Indeed the very term offsetting is becoming increasingly discredited as inaccurate and misleading. On the advice of the Gallery Climate Coalition, (the international art sector charity devoted to decarbonising the art world and promoting zero waste) it is more accurate—if less snappy—to describe these compensatory payments as Strategic Carbon Funds. This takes into account the fact that, unlike the (ahem) smoke and mirrors surrounding conventional offsetting, it isn’t realistically possible to cancel out the carbon we put into the environment. It’s there, and for a long time.
The idea of paying into a Strategic Carbon Fund also acknowledges that, unlike the quid-pro-quo language around conventional offsetting, there is no magic carbon-saving figure to what we choose to donate to any of these initiatives. Instead both the GCC and the environmental charity Julie’s Bicycle advises each of us to use our own calculated carbon expenditure as a guideline for what we are able to contribute and to view what we pay as a kind of internal "carbon tax".

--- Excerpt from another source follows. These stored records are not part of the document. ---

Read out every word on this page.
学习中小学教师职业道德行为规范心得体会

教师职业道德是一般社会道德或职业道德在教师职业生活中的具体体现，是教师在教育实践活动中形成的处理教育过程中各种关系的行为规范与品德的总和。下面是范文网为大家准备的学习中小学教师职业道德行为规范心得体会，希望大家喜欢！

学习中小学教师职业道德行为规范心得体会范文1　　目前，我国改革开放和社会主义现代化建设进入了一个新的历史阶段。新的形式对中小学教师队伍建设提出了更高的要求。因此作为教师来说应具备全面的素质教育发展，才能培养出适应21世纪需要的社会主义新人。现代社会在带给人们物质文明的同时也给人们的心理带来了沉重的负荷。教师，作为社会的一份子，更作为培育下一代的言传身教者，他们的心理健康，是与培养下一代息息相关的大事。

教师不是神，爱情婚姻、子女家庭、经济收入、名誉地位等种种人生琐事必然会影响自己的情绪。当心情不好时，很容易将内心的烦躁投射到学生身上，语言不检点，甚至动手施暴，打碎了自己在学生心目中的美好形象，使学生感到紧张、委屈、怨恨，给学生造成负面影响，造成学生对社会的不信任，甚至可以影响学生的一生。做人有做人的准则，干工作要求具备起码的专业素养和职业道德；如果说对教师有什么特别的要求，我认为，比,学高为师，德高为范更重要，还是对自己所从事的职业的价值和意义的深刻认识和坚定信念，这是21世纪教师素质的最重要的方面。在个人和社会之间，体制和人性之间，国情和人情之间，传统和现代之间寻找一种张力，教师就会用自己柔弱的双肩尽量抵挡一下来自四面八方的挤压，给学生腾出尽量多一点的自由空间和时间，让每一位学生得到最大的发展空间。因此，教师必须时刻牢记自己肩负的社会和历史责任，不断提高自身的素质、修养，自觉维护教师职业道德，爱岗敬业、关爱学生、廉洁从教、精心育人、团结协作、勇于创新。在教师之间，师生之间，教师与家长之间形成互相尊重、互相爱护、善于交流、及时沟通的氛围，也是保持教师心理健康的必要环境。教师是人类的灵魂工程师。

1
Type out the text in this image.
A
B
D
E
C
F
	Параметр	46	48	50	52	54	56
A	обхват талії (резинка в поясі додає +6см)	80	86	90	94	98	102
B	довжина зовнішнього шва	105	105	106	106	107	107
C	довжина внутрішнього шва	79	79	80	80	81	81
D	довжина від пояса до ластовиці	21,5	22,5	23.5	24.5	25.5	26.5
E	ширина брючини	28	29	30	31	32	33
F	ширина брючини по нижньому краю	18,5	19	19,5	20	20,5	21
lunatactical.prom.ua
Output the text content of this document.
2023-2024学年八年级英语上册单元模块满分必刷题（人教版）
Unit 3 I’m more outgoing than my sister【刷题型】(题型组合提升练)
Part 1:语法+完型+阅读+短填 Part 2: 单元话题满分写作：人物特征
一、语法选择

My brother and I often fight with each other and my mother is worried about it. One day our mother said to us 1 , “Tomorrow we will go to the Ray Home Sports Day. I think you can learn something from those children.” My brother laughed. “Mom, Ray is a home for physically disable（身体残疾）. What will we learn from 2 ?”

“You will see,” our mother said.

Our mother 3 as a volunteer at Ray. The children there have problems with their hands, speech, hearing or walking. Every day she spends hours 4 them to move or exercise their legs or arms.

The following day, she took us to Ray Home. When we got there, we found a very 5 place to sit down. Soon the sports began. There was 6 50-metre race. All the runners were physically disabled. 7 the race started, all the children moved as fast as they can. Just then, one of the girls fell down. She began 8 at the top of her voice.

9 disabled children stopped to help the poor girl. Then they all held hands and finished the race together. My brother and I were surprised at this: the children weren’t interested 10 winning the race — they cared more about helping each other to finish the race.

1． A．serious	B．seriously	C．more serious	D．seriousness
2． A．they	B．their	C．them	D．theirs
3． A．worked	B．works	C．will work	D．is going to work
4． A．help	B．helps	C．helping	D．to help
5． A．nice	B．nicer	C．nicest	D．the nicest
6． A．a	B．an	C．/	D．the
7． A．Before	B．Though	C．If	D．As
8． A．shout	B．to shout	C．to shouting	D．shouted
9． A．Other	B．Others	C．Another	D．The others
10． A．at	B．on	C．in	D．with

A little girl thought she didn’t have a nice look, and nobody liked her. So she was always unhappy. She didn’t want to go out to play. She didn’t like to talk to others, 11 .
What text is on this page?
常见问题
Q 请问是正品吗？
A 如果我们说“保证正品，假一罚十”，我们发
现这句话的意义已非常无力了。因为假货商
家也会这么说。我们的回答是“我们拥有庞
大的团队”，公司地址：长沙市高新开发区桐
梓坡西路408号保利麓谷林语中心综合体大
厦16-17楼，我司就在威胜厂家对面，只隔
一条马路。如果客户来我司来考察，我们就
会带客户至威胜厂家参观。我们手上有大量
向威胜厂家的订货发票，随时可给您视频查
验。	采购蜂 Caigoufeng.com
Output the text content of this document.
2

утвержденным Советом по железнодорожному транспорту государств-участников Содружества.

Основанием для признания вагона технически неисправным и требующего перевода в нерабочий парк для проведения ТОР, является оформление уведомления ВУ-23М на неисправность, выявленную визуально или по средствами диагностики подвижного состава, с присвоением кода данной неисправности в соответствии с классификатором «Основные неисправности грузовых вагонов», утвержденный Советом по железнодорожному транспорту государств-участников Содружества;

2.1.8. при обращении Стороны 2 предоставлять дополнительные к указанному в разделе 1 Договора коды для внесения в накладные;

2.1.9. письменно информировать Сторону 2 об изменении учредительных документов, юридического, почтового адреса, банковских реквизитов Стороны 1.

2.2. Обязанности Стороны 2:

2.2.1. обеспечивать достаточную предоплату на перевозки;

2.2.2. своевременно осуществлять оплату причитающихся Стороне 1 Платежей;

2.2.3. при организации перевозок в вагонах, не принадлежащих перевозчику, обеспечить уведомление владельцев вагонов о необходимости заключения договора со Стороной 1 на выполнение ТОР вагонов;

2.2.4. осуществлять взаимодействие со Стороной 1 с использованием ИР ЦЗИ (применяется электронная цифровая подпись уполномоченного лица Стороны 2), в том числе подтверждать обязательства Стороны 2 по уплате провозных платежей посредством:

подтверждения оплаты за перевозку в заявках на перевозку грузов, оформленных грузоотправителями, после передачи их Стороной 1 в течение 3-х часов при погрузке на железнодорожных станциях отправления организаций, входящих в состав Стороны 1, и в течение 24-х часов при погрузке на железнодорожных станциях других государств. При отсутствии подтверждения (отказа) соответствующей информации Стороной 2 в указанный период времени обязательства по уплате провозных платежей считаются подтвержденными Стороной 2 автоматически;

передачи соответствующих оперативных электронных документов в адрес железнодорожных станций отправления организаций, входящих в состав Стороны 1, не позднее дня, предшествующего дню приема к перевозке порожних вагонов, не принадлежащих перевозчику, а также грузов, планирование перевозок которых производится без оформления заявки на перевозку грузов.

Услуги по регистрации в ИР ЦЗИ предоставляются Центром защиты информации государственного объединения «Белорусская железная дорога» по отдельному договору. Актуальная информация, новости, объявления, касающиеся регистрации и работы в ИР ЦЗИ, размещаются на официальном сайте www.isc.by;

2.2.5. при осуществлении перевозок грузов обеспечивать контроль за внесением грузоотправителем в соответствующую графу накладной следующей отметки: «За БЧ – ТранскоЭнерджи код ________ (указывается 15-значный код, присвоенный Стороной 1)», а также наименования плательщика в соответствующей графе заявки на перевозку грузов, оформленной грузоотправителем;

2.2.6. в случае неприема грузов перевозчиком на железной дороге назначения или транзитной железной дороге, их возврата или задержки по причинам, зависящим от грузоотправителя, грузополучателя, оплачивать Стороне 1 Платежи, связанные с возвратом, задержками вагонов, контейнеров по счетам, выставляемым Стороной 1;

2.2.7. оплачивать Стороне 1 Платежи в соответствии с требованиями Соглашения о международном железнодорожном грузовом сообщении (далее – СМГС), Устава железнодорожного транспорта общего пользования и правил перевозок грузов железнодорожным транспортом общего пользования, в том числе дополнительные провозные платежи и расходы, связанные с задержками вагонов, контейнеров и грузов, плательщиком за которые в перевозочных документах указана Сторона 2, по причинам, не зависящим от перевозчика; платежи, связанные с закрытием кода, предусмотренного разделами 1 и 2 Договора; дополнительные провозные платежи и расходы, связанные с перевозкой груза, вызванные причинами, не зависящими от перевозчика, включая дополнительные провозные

The GCC website provides a free carbon calculator that converts air miles into carbon but there is no set figure as to the damage done to the world by each tonne of CO2 emission generated. The recommended amount—by GCC and Julie’s bicycle—is between £50 to £100 per tonne with each of us using our individual judgment to pick a figure within this range that is affordable for our budgets while also being sufficiently high to make us think seriously about each flight taken.
For however much we donate to our Strategic Carbon Funds, nothing matches the environmental benefit of simply flying less. We all need to change our travel habits and part of this involves realising that the easy option of offsetting is really just another form of greenwashing. There is no carbon quid pro quo.
But in the meantime, if you do need to be airborne, bear in mind that travelling economy uses around five times less carbon than first class, so make sure you only splash out for that extra legroom on your (very occasional) long hauls. Happy hols!